Ava Beverley Vidal (/ˈeɪvə vɪˈdɑ:l/; born 1976 in Lambeth, London) is an English comedian. She has taken part in E4's Kings of Comedy. Her career in comedy began on the BBC's Urban Sketch Show.

==Life and career==
In 1996, Vidal began working as a prison officer at HM Prison Pentonville in Barnsbury, North London. She was inspired to go into the field by her mother, who worked at HM Prison Holloway. Vidal decided to quit the prison profession in 2001 to go to university and study law. Around this time, she also began writing comedy material.

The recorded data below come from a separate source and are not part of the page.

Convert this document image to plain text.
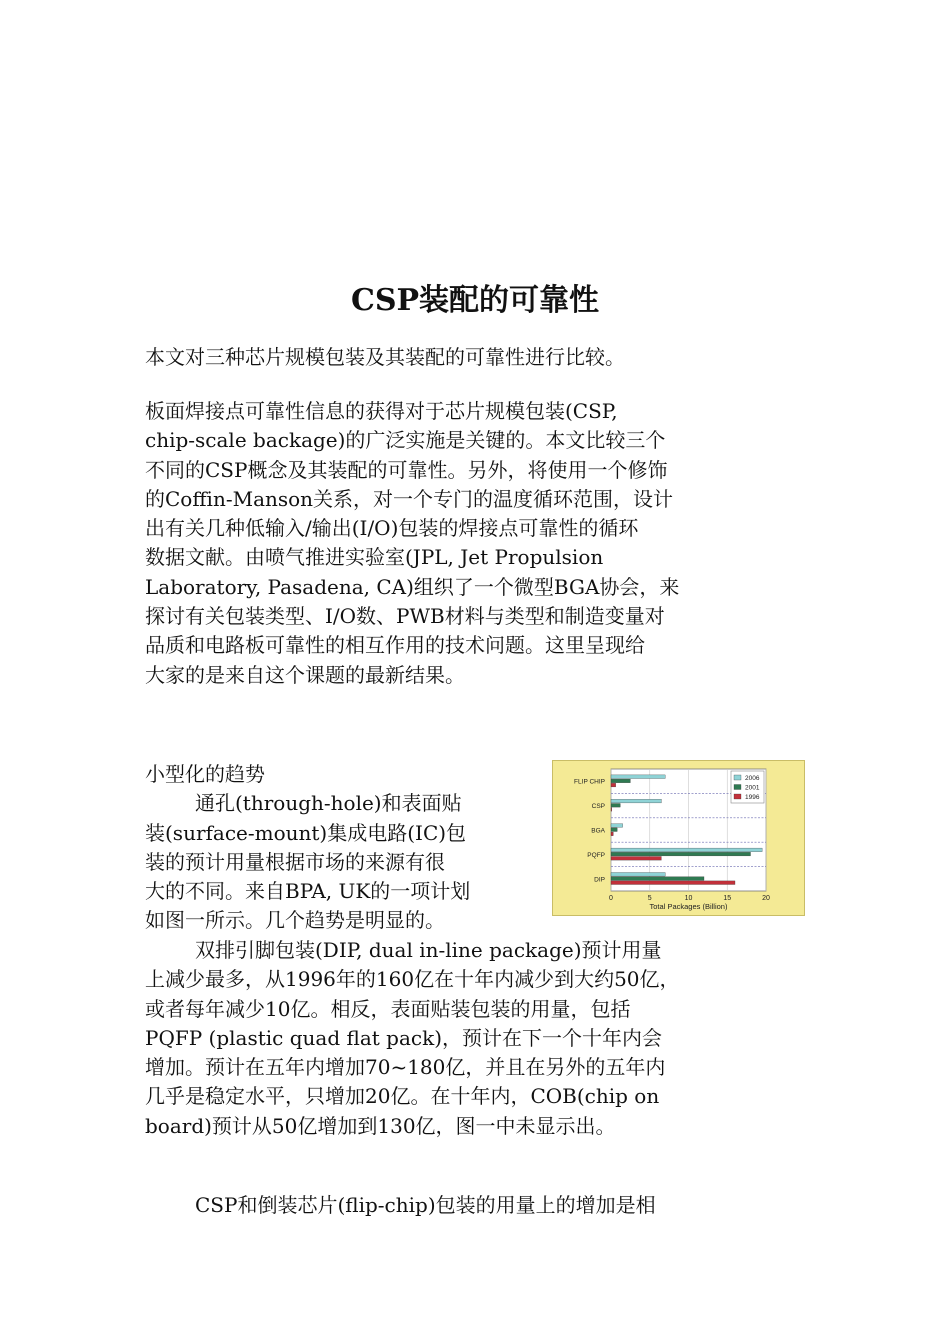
CSP装配的可靠性

本文对三种芯片规模包装及其装配的可靠性进行比较。

板面焊接点可靠性信息的获得对于芯片规模包装(CSP,
chip-scale backage)的广泛实施是关键的。本文比较三个
不同的CSP概念及其装配的可靠性。另外，将使用一个修饰
的Coffin-Manson关系，对一个专门的温度循环范围，设计
出有关几种低输入/输出(I/O)包装的焊接点可靠性的循环
数据文献。由喷气推进实验室(JPL, Jet Propulsion
Laboratory, Pasadena, CA)组织了一个微型BGA协会，来
探讨有关包装类型、I/O数、PWB材料与类型和制造变量对
品质和电路板可靠性的相互作用的技术问题。这里呈现给
大家的是来自这个课题的最新结果。

小型化的趋势
通孔(through-hole)和表面贴
装(surface-mount)集成电路(IC)包
装的预计用量根据市场的来源有很
大的不同。来自BPA, UK的一项计划
如图一所示。几个趋势是明显的。

0	5	10	15	20
FLIP CHIP
CSP
BGA
PQFP
DIP
Total Packages (Billion)
2006
2001
1996

双排引脚包装(DIP, dual in-line package)预计用量
上减少最多，从1996年的160亿在十年内减少到大约50亿，
或者每年减少10亿。相反，表面贴装包装的用量，包括
PQFP (plastic quad flat pack)，预计在下一个十年内会
增加。预计在五年内增加70~180亿，并且在另外的五年内
几乎是稳定水平，只增加20亿。在十年内，COB(chip on
board)预计从50亿增加到130亿，图一中未显示出。

CSP和倒装芯片(flip-chip)包装的用量上的增加是相
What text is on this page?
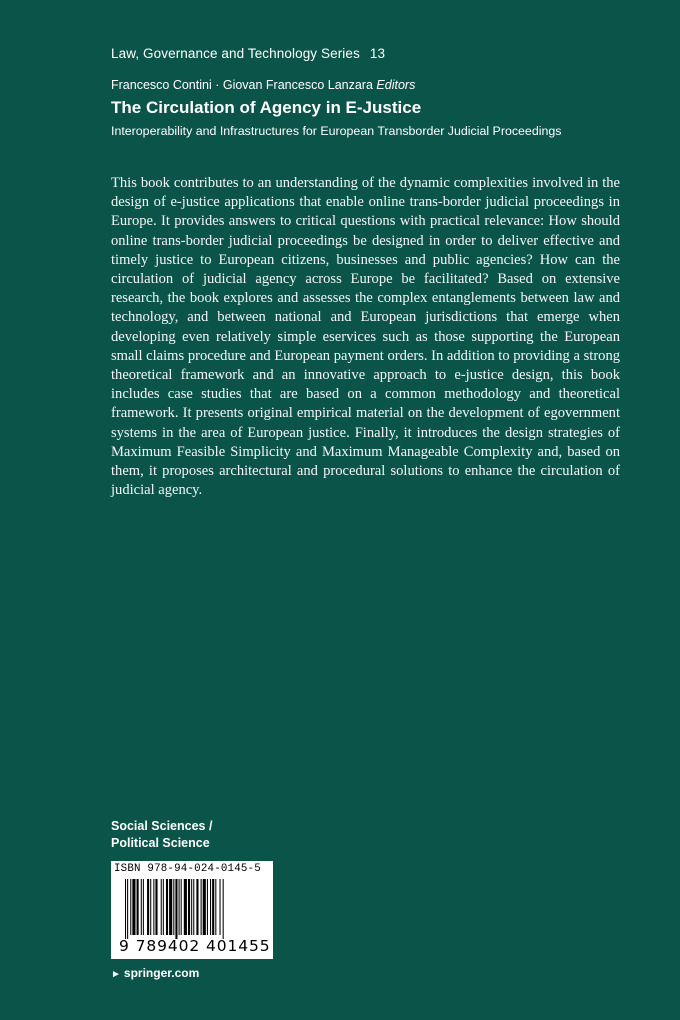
Law, Governance and Technology Series 13
Francesco Contini · Giovan Francesco Lanzara Editors
The Circulation of Agency in E-Justice
Interoperability and Infrastructures for European Transborder Judicial Proceedings

This book contributes to an understanding of the dynamic complexities involved in the design of e-justice applications that enable online trans-border judicial proceedings in Europe. It provides answers to critical questions with practical relevance: How should online trans-border judicial proceedings be designed in order to deliver effective and timely justice to European citizens, businesses and public agencies? How can the circulation of judicial agency across Europe be facilitated? Based on extensive research, the book explores and assesses the complex entanglements between law and technology, and between national and European jurisdictions that emerge when developing even relatively simple eservices such as those supporting the European small claims procedure and European payment orders. In addition to providing a strong theoretical framework and an innovative approach to e-justice design, this book includes case studies that are based on a common methodology and theoretical framework. It presents original empirical material on the development of egovernment systems in the area of European justice. Finally, it introduces the design strategies of Maximum Feasible Simplicity and Maximum Manageable Complexity and, based on them, it proposes architectural and procedural solutions to enhance the circulation of judicial agency.

Social Sciences / Political Science
ISBN 978-94-024-0145-5
9 789402 401455
► springer.com
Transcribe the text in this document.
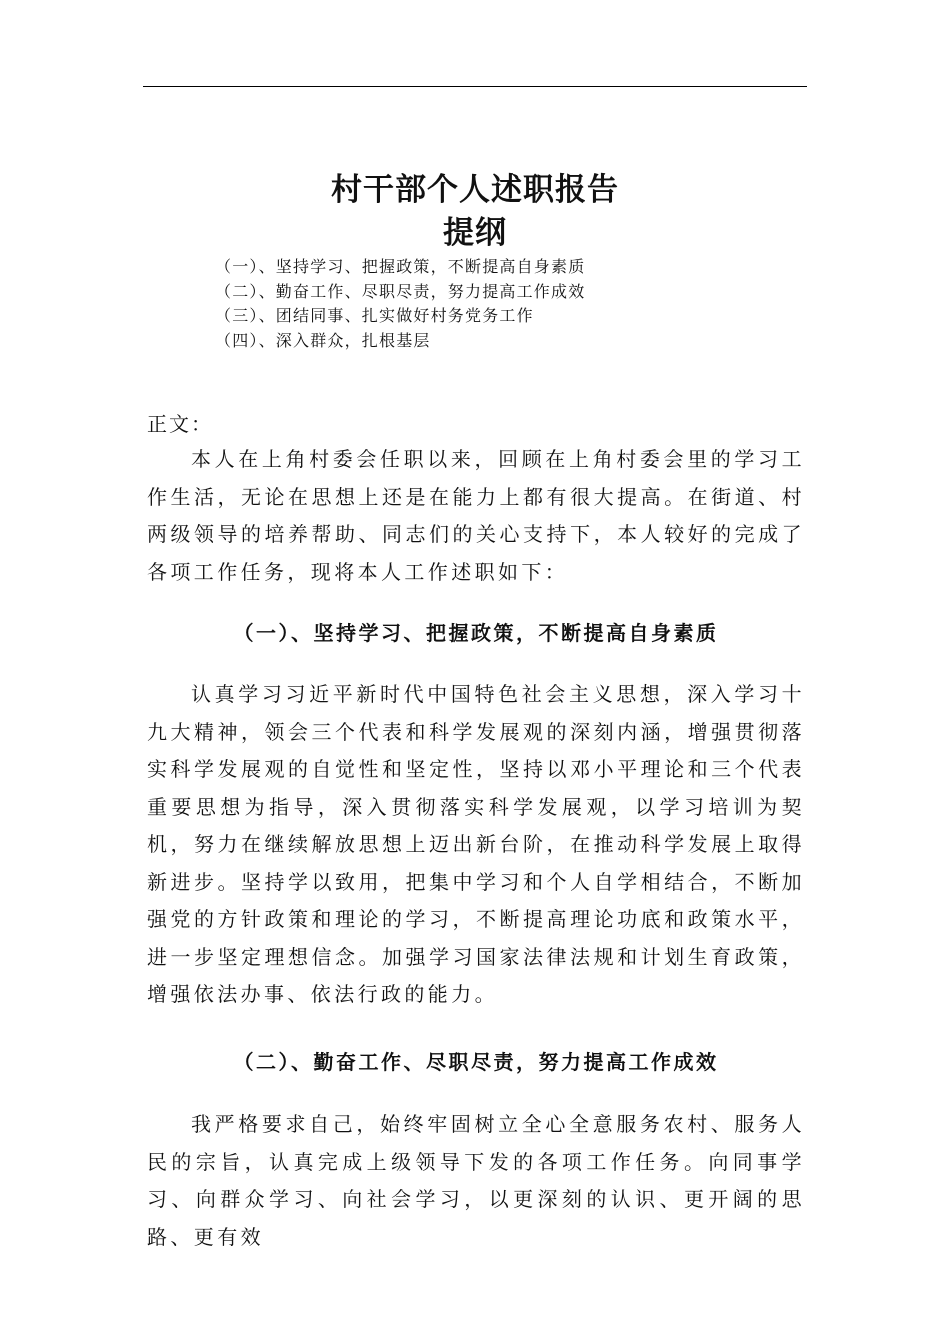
村干部个人述职报告
提纲
（一）、坚持学习、把握政策，不断提高自身素质
（二）、勤奋工作、尽职尽责，努力提高工作成效
（三）、团结同事、扎实做好村务党务工作
（四）、深入群众，扎根基层

正文：

本人在上角村委会任职以来，回顾在上角村委会里的学习工作生活，无论在思想上还是在能力上都有很大提高。在街道、村两级领导的培养帮助、同志们的关心支持下，本人较好的完成了各项工作任务，现将本人工作述职如下：

（一）、坚持学习、把握政策，不断提高自身素质

认真学习习近平新时代中国特色社会主义思想，深入学习十九大精神，领会三个代表和科学发展观的深刻内涵，增强贯彻落实科学发展观的自觉性和坚定性，坚持以邓小平理论和三个代表重要思想为指导，深入贯彻落实科学发展观，以学习培训为契机，努力在继续解放思想上迈出新台阶，在推动科学发展上取得新进步。坚持学以致用，把集中学习和个人自学相结合，不断加强党的方针政策和理论的学习，不断提高理论功底和政策水平，进一步坚定理想信念。加强学习国家法律法规和计划生育政策，增强依法办事、依法行政的能力。

（二）、勤奋工作、尽职尽责，努力提高工作成效

我严格要求自己，始终牢固树立全心全意服务农村、服务人民的宗旨，认真完成上级领导下发的各项工作任务。向同事学习、向群众学习、向社会学习，以更深刻的认识、更开阔的思路、更有效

Vidal appeared in 28 Acts in 28 Minutes and The Comic Side of 7 Days in 2005. She has also been involved in other BBC shows including The Last Laugh, The Sack Race and The Crouches. Vidal was a housemate in Kings of Comedy on E4, and Channel 4 made a documentary about her called From the Top, a half-hour show explaining her journey in comedy so far and how she became a comedian.

Vidal was on the line-up of Michael McIntyre's Comedy Roadshow in Swansea that aired on 27 June 2009, BBC Radio 4's The News Quiz in February and October 2010, and appeared four times on BBC Two's Mock the Week between 2011 and 2013. In July 2012, she appeared on Is Football Racist? on BBC Three.

On BBC Three's Free Speech, she suggested armed drug dealers should be helped rather than sent to prison.

In 2016, along with numerous other celebrities, Vidal toured the UK to support Jeremy Corbyn's bid to become Prime Minister. Vidal presents her own YouTube podcast named Black Woman's Hour.

==Personal life==
Vidal has three children, two daughters and a son. Her eldest daughter, Shaquelle, died in April 2018.